After all, some people might take a break in between careers. There might be years of retraining needed for a new industry, either because your old industry was rendered obsolete, or because you find the new one offers more meaningful work.
You might have shorter accumulation periods, interspersed with withdrawal periods. Perhaps you have already worked for 10 years, but your firm gives you a two-year break to recharge and spend time with your children. You then go back to work for five years, before taking a year off to volunteer at a local charity.
Savings schemes have been designed for these situations. In the Netherlands, the government once tried out a “life course savings scheme” to encourage employees to save or invest to fund periods of unpaid leave. The scheme was merged into another one, which was not introduced due to funding concerns.
In Singapore, a scheme that has the potential to benefit people through periods of unemployment is the Supplementary Retirement Scheme (SRS), though it was not specifically designed for this purpose. In the SRS, contributions are tax-deductible but taxed as income upon withdrawal. Incentives are skewed to promote withdrawal after retirement, such as a 5 per cent penalty on early withdrawal before retirement age.
But if you contribute in your 20s and 30s from a tax bracket of above 5 per cent, you can still viably use SRS savings before retirement as a backup source of basic income if you become unemployed in your 40s or 50s. While there is scope for the early withdrawal penalty to be tweaked, I am not a fan of the idea of expanding the scheme Dutch-style yet. This is due to excess bureaucracy concerns.
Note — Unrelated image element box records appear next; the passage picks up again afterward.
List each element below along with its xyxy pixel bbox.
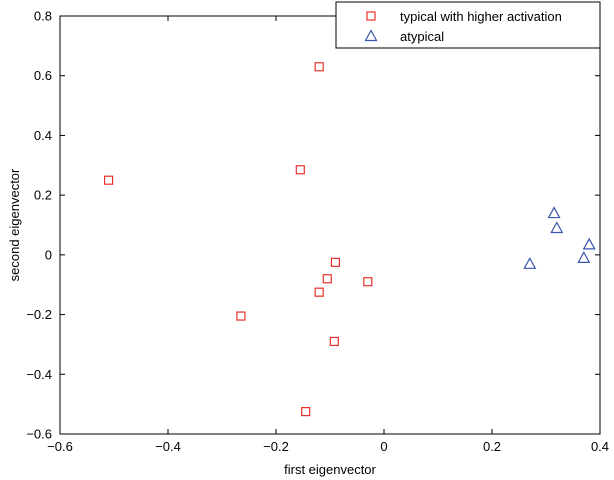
y-tick-label: 0.4 <box>34 128 52 143</box>
plot-area <box>59 15 601 435</box>
square-point <box>314 62 324 72</box>
triangle-point <box>523 257 537 269</box>
square-point <box>236 311 246 321</box>
y-tick-label: −0.4 <box>26 367 52 382</box>
square-point <box>322 274 332 284</box>
y-tick-label: 0 <box>45 247 52 262</box>
legend-box <box>335 1 601 49</box>
legend-entry-label: atypical <box>400 29 444 44</box>
x-tick-label: 0.2 <box>483 439 501 454</box>
square-point <box>363 277 373 287</box>
triangle-point <box>550 221 564 234</box>
square-point <box>301 407 311 417</box>
y-tick-label: −0.6 <box>26 427 52 442</box>
x-tick-label: −0.2 <box>263 439 289 454</box>
legend-triangle-marker <box>364 29 378 42</box>
legend: typical with higher activation atypical <box>335 1 601 49</box>
y-tick-label: 0.8 <box>34 9 52 24</box>
legend-square-marker <box>366 11 376 21</box>
x-tick-label: 0.4 <box>591 439 609 454</box>
square-point <box>103 175 114 185</box>
x-tick-label: 0 <box>380 439 387 454</box>
legend-entry-label: typical with higher activation <box>400 9 562 24</box>
square-point <box>314 287 324 297</box>
square-point <box>330 257 340 267</box>
y-tick-label: 0.6 <box>34 68 52 83</box>
y-axis-label: second eigenvector <box>7 168 22 281</box>
y-tick-label: −0.2 <box>26 307 52 322</box>
triangle-point <box>582 237 596 250</box>
x-axis-label: first eigenvector <box>284 462 376 477</box>
square-point <box>329 336 339 347</box>
triangle-point <box>547 206 561 219</box>
x-tick-label: −0.4 <box>155 439 181 454</box>
triangle-point <box>577 251 591 263</box>
x-tick-label: −0.6 <box>47 439 73 454</box>
y-tick-label: 0.2 <box>34 188 52 203</box>
square-point <box>295 165 305 175</box>
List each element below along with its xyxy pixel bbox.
The idea, as some tax specialists have recommended, of increasing the SRS contribution limit or allowing people to contribute to the SRS of family members should also be shot down. Such suggestions mostly benefit high earners, who already use the SRS as a tax shelter. As it is, the government will already be spending more in the years ahead due to the needs of an ageing population. Everybody needs to pay their fair share of taxes.
A new model of work
And Singaporeans arguably don’t need to be further encouraged to save. Rather, they need to be prodded to keep learning to stay relevant to the world. The SkillsFuture account introduced recently works towards this philosophical aim. As people practise lifetime learning, the traditional retirement age of 62 or 65 might no longer apply. One might continue doing part-time work one enjoys long after “retiring” from full-time work at age 50, all the way till one’s 80s.
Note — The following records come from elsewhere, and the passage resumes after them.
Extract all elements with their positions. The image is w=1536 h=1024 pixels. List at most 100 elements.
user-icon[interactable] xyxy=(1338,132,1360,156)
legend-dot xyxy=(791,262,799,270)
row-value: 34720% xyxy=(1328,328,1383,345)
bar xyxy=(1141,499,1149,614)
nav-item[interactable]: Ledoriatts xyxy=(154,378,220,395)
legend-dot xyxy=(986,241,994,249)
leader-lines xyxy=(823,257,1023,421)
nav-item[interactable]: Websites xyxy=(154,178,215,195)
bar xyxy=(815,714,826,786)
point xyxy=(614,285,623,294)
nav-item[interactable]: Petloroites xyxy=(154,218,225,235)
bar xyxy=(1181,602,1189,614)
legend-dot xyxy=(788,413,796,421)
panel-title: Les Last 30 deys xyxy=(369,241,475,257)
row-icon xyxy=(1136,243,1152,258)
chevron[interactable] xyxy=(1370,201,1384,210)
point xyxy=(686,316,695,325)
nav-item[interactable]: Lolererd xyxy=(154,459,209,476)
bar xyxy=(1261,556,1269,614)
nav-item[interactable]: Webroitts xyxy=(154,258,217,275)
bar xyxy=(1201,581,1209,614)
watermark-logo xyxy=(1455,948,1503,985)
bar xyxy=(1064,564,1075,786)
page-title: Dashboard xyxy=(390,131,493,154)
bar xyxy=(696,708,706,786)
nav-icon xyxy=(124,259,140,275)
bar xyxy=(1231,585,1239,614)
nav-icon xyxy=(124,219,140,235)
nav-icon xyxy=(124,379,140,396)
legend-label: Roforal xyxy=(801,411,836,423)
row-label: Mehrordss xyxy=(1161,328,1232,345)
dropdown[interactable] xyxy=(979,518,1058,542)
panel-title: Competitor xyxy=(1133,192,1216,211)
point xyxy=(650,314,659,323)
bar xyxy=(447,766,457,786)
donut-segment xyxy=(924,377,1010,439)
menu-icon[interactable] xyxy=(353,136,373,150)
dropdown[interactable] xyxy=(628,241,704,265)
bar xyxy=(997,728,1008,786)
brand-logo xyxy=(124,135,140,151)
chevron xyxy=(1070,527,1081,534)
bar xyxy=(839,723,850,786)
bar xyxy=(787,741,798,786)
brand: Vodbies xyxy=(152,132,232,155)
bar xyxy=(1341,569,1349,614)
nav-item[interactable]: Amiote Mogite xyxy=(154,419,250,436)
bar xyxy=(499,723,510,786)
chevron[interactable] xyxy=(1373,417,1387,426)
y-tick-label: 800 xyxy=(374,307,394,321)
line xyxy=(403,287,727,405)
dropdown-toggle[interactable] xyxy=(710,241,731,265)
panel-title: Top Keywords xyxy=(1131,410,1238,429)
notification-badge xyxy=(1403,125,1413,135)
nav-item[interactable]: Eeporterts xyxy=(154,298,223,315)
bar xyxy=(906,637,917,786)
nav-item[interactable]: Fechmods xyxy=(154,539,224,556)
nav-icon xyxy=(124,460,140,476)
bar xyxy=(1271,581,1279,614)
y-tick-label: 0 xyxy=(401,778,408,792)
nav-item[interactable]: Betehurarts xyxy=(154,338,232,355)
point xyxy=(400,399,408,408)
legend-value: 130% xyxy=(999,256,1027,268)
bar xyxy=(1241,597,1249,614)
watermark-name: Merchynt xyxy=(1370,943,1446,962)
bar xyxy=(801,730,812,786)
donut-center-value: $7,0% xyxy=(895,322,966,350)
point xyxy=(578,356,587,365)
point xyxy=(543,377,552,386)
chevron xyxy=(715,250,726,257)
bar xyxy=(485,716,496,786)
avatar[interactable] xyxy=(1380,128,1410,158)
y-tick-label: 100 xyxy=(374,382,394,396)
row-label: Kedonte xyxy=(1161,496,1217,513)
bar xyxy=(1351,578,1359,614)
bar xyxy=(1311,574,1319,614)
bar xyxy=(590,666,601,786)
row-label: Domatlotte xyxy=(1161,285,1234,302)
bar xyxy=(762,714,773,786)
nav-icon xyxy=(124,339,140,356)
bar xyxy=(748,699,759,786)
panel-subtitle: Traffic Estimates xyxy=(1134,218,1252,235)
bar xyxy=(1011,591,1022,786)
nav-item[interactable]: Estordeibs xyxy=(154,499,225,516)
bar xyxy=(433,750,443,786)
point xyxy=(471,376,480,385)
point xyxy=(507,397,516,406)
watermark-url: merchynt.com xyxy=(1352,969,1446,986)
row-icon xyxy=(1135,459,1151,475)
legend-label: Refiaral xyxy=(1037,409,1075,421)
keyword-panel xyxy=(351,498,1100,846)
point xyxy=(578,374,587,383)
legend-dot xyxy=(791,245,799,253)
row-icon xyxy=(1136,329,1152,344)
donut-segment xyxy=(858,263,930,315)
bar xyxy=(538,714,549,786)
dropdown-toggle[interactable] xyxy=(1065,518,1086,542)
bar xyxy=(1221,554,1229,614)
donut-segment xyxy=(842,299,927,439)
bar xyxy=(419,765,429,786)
A new model of work, education and leisure will have profound implications for people planning their personal finance journeys. For starters, if people can indeed find work in their 60s and 70s – a very big if – a retirement “number” in the millions one needs to hit before 62 becomes less relevant.
Secondly, one cannot just invest in stocks, even though their returns are superior to bonds going by past performance. Bonds of shorter-term tenures will rise in importance as people buy them to get some returns while possibly liquidating them in a few years’ time to pursue other goals.
Finally, the role of the Central Provident Fund (CPF) can evolve further. Its original purpose of providing for a basic retirement might change to providing for basic needs during periods when one is without income.
The need to draw from one’s CPF can arise when one is 40, 60 or 80.
Retirement doesn’t have to begin from 62. Neither should retirement be a permanent condition.
Whatever people do, the crux is to stay healthy in body, mind and spirit. One’s retirement security will then take care of itself.